我扫视了一圈已经被我手下砸的稀巴烂的别墅。
白玉山摆了摆手,道:“行,我都懂!”
“今天你来,什么都没说,只是替陈先生给了我一个教训!”
“好!”
我应了一声,随即转身离开。
“飞爷,牛逼啊!”
“这白玉山还得谢咱们呢吧?”
车上,顾真笑呵呵的对我一通拍马屁。
我闻言一笑,人好一张嘴,人坏也是一张嘴。
我深吸了一口气,道:“谢个屁吧。”
“他压根就没瞧得起咱们,要不是陈浩锋这事儿,他根本不会这么忍气吞声。”
“我估计,现在他还在心里骂咱们呢!”
顾真笑了笑,道:“飞爷您做的这么到位,他就算是骂,也没有办法!”
“嗯。
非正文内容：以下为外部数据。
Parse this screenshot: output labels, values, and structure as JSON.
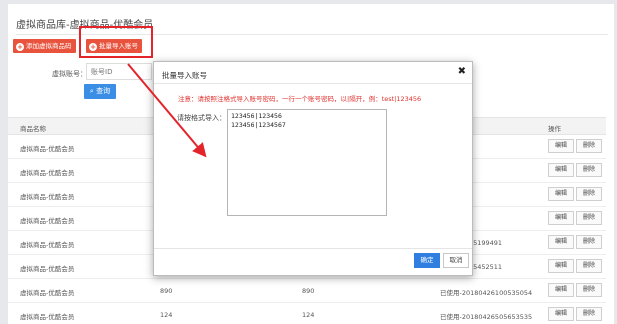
{
  "page": {
    "title": "虚拟商品库-虚拟商品-优酷会员",
    "add_button": "添加虚拟商品码",
    "import_button": "批量导入账号"
  },
  "filter": {
    "account_label": "虚拟账号：",
    "account_placeholder": "账号ID",
    "query_button": "查询",
    "query_icon": "search-icon"
  },
  "table": {
    "headers": {
      "name": "商品名称",
      "actions": "操作"
    },
    "edit_label": "编辑",
    "delete_label": "删除",
    "rows": [
      {
        "name": "虚拟商品-优酷会员",
        "c2": "",
        "c3": "",
        "status": ""
      },
      {
        "name": "虚拟商品-优酷会员",
        "c2": "",
        "c3": "",
        "status": ""
      },
      {
        "name": "虚拟商品-优酷会员",
        "c2": "",
        "c3": "",
        "status": ""
      },
      {
        "name": "虚拟商品-优酷会员",
        "c2": "",
        "c3": "",
        "status": ""
      },
      {
        "name": "虚拟商品-优酷会员",
        "c2": "",
        "c3": "",
        "status": "180428975199491"
      },
      {
        "name": "虚拟商品-优酷会员",
        "c2": "",
        "c3": "",
        "status": "180428565452511"
      },
      {
        "name": "虚拟商品-优酷会员",
        "c2": "890",
        "c3": "890",
        "status": "已使用-20180426100535054"
      },
      {
        "name": "虚拟商品-优酷会员",
        "c2": "124",
        "c3": "124",
        "status": "已使用-20180426505653535"
      }
    ]
  },
  "modal": {
    "title": "批量导入账号",
    "close_icon": "close-icon",
    "notice": "注意：请按照注格式导入账号密码，一行一个账号密码，以|隔开，例：test|123456",
    "field_label": "请按格式导入：",
    "textarea_value": "123456|123456\n123456|1234567",
    "confirm": "确定",
    "cancel": "取消"
  },
  "colors": {
    "accent_orange": "#e8533e",
    "highlight_red": "#e3242b",
    "primary_blue": "#2f7ee0"
  }
}
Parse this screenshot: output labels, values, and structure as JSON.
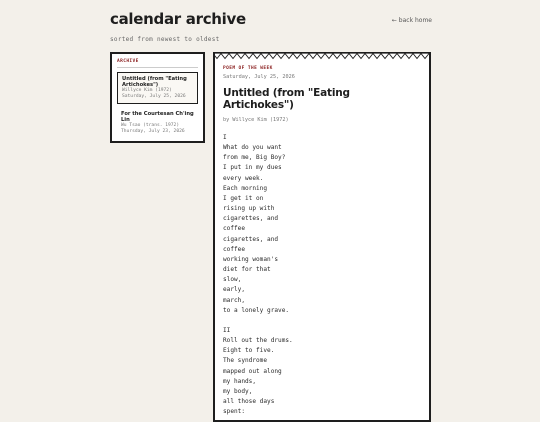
{
  "header": {
    "title": "calendar archive",
    "back_link": "← back home"
  },
  "subtitle": "sorted from newest to oldest",
  "sidebar": {
    "heading": "ARCHIVE",
    "items": [
      {
        "title": "Untitled (from \"Eating Artichokes\")",
        "author": "Willyce Kim (1972)",
        "date": "Saturday, July 25, 2026",
        "active": true
      },
      {
        "title": "For the Courtesan Ch'ing Lin",
        "author": "Wu Tsao (trans. 1972)",
        "date": "Thursday, July 23, 2026",
        "active": false
      }
    ]
  },
  "poem": {
    "label": "POEM OF THE WEEK",
    "date": "Saturday, July 25, 2026",
    "title": "Untitled (from \"Eating Artichokes\")",
    "byline": "by Willyce Kim (1972)",
    "lines": [
      "I",
      "What do you want",
      "from me, Big Boy?",
      "I put in my dues",
      "every week.",
      "Each morning",
      "I get it on",
      "rising up with",
      "cigarettes, and",
      "coffee",
      "cigarettes, and",
      "coffee",
      "working woman's",
      "diet for that",
      "slow,",
      "early,",
      "march,",
      "to a lonely grave.",
      "",
      "II",
      "Roll out the drums.",
      "Eight to five.",
      "The syndrome",
      "mapped out along",
      "my hands,",
      "my body,",
      "all those days",
      "spent:"
    ]
  }
}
”
我应了一声,没有多言,交代道:“走吧,去看看陈浩锋!”
……
澳门不大,没一会儿我就到了陈浩锋所在的医院。
陈浩锋毕竟是博彩协会的秘书长,陪同看护的人倒也有几个。
都是博彩协会的。
一听说我找陈浩锋,问了我的名字,进病房又问了陈浩锋之后,便放我进去了。
“他妈的!”
我进去就大骂,道:“陈老哥!”
“这特么的他们也太猖狂了吧!”
我骂完这才看了一眼陈浩锋,虽然早知道了他大概的伤势,但当我看见的时候我也不得不感叹一下。
顾真找的这一伙儿小兄弟下手确实是没客气。
不仅仅腿断了一条,整个人包的跟个木乃伊一样,脸上更是鼻青脸肿的。
“是特么的太猖狂了。”
陈浩锋几乎也是咬着牙,但声音却依然有些虚弱。
想来应该是肋骨上的伤在作痛。
“陈哥,刚才我找了几个兄弟,去砸了白家,全当是替你出气了!”
我坐在了陈浩锋的身边。
“嗯。”
“谢了兄弟。”
陈浩锋应了一声,随后问道:“他们怎么说?”
“还能怎么说?”
我轻笑一声,道:“说不是他儿子干的!”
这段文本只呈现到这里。